# Honey dijon braised cottontail



## Michael Cravens (Oct 25, 2015)

All taken with a slingshot.


----------



## StretchandEat (Nov 11, 2015)

That looks delicious


----------



## Rip-van-Winkelholz (May 7, 2015)

It is very nice, to see a man whos hunting with a catty and eat what he kills.

Bon appetit mate!

^_^

Rip


----------



## Keith.B.Nimble (Jul 15, 2014)

What time should I show up for dinner? I'll bring the wine.


----------



## Charles (Aug 26, 2010)

Looks yummy!!!

Cheers .... Charles


----------



## rockslinger (Nov 16, 2010)

Looking good!
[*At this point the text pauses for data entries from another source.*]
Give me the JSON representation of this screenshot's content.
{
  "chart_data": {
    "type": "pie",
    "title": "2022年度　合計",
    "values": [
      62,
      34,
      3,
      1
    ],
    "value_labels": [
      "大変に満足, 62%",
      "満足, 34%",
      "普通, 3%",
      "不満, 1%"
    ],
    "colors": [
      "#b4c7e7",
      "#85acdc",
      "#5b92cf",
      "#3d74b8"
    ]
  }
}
Makes me hungry!


----------



## brucered (Dec 30, 2015)

Looks amazing. Nice presentation too.

All evidence has been buried. All tapes have been erased.


----------



## fsa46 (Jul 8, 2012)

I like most wild game but rabbit and squirrel are my favorite wild game by far.


----------



## BockBorg (Dec 30, 2015)

Anyone have a chance to compare the kind of squirrels you can get in Canada and the (I've heard) bigger ones in the states? Still waiting to try a squirrel fry up but I gotta get my slinging tuned in first


----------



## pult421 (Aug 13, 2015)

Im just wondering how you got the asparagus.. They run pretty quick those darn things lol very tasty lookin meal. I wanna try rabbit.


----------